L’arrestation du journaliste El Kadi Ihsane suivie de la mise sous scellés de Radio M et de Maghreb Émergent constituent-ils un fait du prince, un caprice d’une une autorité supérieure qui s’octroie des prérogatives de souverain de droit divin car ne se refusant aucune restriction à son pouvoir d’émettre des choix arbitraires contre quiconque contredit sa parole et ses décisions ? 

Nous sommes fondés à répondre par l’affirmative après les éclairages donnés par les avocats de la défense du journaliste et directeur du pôle éditorial d’Interface Média, El Kadi Ihsane. Mais au-delà, l’affaire de l’arrestation d’El Kadi Ihsane est un énième clou que le pouvoir a enfoncé dans le cercueil de la presse et plus globalement de l’expression libre.

Dans leur conférence de presse tenue, samedi 07 janvier 2023, à Alger, Mes Zoubida Assoul, Mostefa Bouchachi, Abdallah Hebboul, Abdelghani Badi et Saïd Zahi ont jeté une lumière crue sur les nombreuses anomalies procédurales et zones d’ombre qui entourent cette affaire.
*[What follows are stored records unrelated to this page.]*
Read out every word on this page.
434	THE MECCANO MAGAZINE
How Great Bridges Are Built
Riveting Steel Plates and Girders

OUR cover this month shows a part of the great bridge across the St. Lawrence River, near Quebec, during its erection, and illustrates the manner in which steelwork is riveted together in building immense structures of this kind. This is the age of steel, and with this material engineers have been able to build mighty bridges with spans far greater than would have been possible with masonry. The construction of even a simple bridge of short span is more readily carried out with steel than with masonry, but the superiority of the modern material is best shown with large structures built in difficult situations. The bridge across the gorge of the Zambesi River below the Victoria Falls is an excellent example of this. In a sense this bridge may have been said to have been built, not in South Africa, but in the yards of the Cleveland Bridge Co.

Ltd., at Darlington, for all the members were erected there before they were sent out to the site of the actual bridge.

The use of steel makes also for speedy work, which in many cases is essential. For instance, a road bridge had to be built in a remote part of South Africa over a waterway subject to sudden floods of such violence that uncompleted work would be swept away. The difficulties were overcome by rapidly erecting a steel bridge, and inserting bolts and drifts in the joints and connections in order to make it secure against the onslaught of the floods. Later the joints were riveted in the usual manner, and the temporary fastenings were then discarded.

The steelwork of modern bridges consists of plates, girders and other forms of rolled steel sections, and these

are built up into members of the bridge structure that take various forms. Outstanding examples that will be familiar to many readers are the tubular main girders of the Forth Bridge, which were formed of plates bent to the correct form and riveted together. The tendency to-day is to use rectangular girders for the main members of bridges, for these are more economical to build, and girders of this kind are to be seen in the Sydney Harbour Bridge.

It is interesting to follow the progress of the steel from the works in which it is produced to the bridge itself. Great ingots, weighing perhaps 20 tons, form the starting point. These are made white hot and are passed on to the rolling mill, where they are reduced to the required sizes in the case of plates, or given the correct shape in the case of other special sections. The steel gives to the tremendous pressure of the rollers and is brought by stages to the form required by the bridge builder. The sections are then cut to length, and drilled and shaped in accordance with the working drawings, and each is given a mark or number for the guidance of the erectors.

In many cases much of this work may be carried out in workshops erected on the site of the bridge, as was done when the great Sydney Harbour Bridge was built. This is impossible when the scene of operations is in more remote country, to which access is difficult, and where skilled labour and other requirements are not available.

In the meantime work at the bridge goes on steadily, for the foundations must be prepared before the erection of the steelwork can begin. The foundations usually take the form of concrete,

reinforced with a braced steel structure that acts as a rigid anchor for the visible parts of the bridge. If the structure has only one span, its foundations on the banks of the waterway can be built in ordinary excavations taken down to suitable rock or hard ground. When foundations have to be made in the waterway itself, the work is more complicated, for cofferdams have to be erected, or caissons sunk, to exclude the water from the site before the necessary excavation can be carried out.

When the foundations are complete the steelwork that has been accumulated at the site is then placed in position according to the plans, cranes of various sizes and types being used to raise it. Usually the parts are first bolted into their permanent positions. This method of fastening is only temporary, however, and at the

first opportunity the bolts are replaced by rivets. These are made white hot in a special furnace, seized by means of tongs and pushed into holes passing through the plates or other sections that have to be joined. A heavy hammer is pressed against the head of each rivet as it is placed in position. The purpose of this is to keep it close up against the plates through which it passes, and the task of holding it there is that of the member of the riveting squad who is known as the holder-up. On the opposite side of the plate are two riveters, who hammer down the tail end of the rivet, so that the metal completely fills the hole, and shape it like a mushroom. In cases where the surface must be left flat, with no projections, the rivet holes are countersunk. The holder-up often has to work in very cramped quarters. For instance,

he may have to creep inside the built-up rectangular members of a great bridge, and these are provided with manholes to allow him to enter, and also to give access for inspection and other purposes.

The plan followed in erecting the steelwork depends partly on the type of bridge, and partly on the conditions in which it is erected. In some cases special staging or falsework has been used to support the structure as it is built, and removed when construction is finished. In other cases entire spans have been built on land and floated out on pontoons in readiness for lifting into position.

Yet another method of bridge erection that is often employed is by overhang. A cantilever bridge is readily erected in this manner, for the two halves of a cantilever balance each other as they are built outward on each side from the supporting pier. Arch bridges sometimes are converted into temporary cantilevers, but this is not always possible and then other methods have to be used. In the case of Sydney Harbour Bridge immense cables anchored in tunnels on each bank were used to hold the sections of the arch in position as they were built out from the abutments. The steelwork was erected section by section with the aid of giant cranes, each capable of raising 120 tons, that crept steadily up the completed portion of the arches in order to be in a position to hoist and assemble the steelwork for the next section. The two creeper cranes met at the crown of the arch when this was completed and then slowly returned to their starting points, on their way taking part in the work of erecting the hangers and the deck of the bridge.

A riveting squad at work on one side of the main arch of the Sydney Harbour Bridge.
Il est évident que son caractère politique ne fait l’ombre d’aucun doute, selon l’analyse de ces hommes de loi.

Me Abdallah Haboul a mis en lumière les nombreux manquements à la norme procédurale,  lors de l’arrestation et de l’incarcération  (garde-à-vue et détention provisoire) du journaliste. Il expliquera que l’opération a été menée en dehors du cadre légal et sans le respect du code de procédures pénales. Une dérive qui laisse croire au juriste que l’arrestation d’El Kadi Ihsane, à une heure tardive de la nuit, à son domicile et la mise sous scellés du siège de l’entreprise de presse dont il est directeur, sont consécutives à un ordre donné par une partie détentrice d’une autorité qui n’a pas, légalement, les prérogatives d’émettre de telles décisions. Là aussi, personne n’est dupe en Algérie : les ordres viennent d’en haut, du premier cercle de décision.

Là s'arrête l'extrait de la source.